J'ai aussi beaucoup aimé la deuxième moitié du livre qui nous livre un périple dans le froid et la quasi solitude, un peu à la façon de la Horde du Contrevent ou de Jack London. A ce moment là la planète se déchaine et n'en ai que plus belle, obligeant les personnages à aller au bout d'eux même pour enfin se comprendre mutuellement. Obligeant Genly, qui est quand même très mysogyne (il tient des propos qui parfois m'ont laissés dubitative, étant donné que cela a été écrit par une femme -notamment dans l'idée qu'une femme ne peut saisir l'abstrait ??) à finir par reconnaitre que Estraven est "autant homme que femme", et que c'est un individu dans son entier.

Le roman nous parles aussi de "patriotisme", et du rapport que l'individu peut avoir face à sa société, j'ai beaucoup aimé le passage où Estraven dit que les frontières n'ont aucun sens, et qu'il est absurde d'aimer ou de haïr un pays, "j'aime les collines du Domaine d'Estre parce que j'aime la vie" dit il page 224, "mais c'est un amour d'une nature telle qu'il ne saurait se changer en haine au delà d'une certaine ligne de démarcation".

Bref, il est difficile de résumer ce roman, pourtant court, elliptique parfois, mais nous présentant deux sociétés dans leurs menus détails, et sur une planète qui nous parait bien réelle lorsque l'on ferme le livre ; l'auteure ayant été jusqu'à nommer la moindre montagne, inventer un calendrier, du vocabulaire particulier (un "coup de main" étant une attaque punitive éclair) etc. C'est un roman complexe, trop peut être, mais qui ne laisse pas indifférent. J'ai le sentiment d'en être sortis plus riche sur toutes ces réflexions (ou plutôt ces questionnements qui nous amène à réfléchir) de genres, d'individu et de société, de la compréhension de l'Autre et ce que cela exige comme efforts. C'est aussi une belle histoire de rencontre et d'amitié, bien qu'émaillée de tristesses.

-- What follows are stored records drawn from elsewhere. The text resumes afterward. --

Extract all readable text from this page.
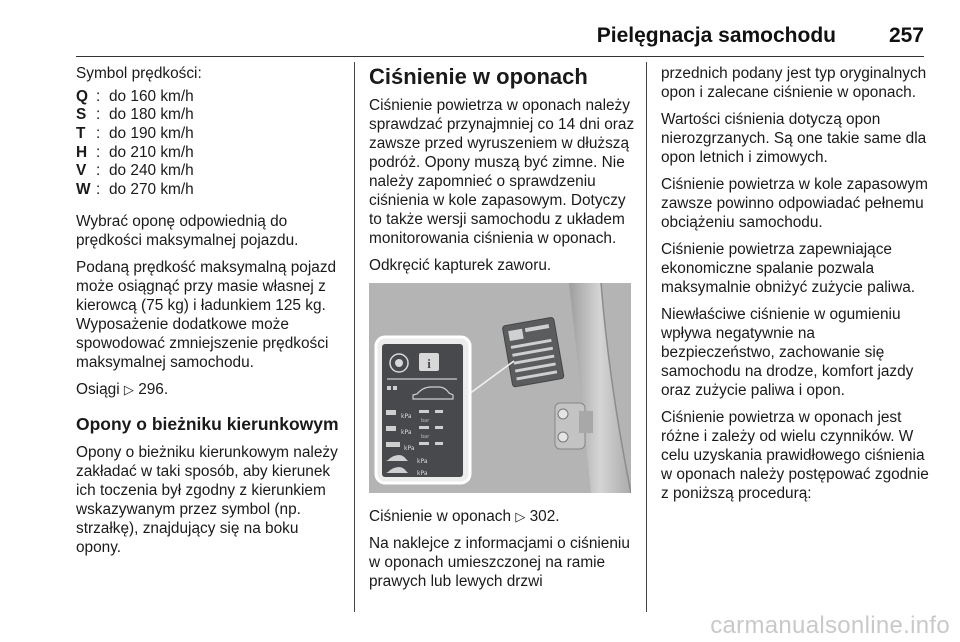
Pielęgnacja samochodu	257

Symbol prędkości:

Q : do 160 km/h
S : do 180 km/h
T : do 190 km/h
H : do 210 km/h
V : do 240 km/h
W : do 270 km/h

Wybrać oponę odpowiednią do prędkości maksymalnej pojazdu.

Podaną prędkość maksymalną pojazd może osiągnąć przy masie własnej z kierowcą (75 kg) i ładunkiem 125 kg. Wyposażenie dodatkowe może spowodować zmniejszenie prędkości maksymalnej samochodu.

Osiągi ▷ 296.

Opony o bieżniku kierunkowym

Opony o bieżniku kierunkowym należy zakładać w taki sposób, aby kierunek ich toczenia był zgodny z kierunkiem wskazywanym przez symbol (np. strzałkę), znajdujący się na boku opony.

Ciśnienie w oponach

Ciśnienie powietrza w oponach należy sprawdzać przynajmniej co 14 dni oraz zawsze przed wyruszeniem w dłuższą podróż. Opony muszą być zimne. Nie należy zapomnieć o sprawdzeniu ciśnienia w kole zapasowym. Dotyczy to także wersji samochodu z układem monitorowania ciśnienia w oponach.

Odkręcić kapturek zaworu.

i
kPa
kPa
kPa
kPa
kPa
bar
bar

Ciśnienie w oponach ▷ 302.

Na naklejce z informacjami o ciśnieniu w oponach umieszczonej na ramie prawych lub lewych drzwi

przednich podany jest typ oryginalnych opon i zalecane ciśnienie w oponach.

Wartości ciśnienia dotyczą opon nierozgrzanych. Są one takie same dla opon letnich i zimowych.

Ciśnienie powietrza w kole zapasowym zawsze powinno odpowiadać pełnemu obciążeniu samochodu.

Ciśnienie powietrza zapewniające ekonomiczne spalanie pozwala maksymalnie obniżyć zużycie paliwa.

Niewłaściwe ciśnienie w ogumieniu wpływa negatywnie na bezpieczeństwo, zachowanie się samochodu na drodze, komfort jazdy oraz zużycie paliwa i opon.

Ciśnienie powietrza w oponach jest różne i zależy od wielu czynników. W celu uzyskania prawidłowego ciśnienia w oponach należy postępować zgodnie z poniższą procedurą:

carmanualsonline.info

En conclusion un planet opera fort, riche et puissant, mais qui demande un gros effort de la part du lecteur. Il est appréciable de lire un roman qui ne laisse pas indifférent, et si vous êtes prêts à vous y investir, alors n'hésitez plus.

3/5

(parce que j'ai vraiment galéré -_- surtout la panoplie de noms des gens, des lieux... C'est plutôt typique de la fantasy, et j'ai du mal avec tout ça, je ne choisis pas la SF par hasard !)

Autre chronique à lire chez Lorkhan (attention il spoile l'intrigue, cela dit ce n'est pas le plus important de ce roman, c'est même complètement secondaire)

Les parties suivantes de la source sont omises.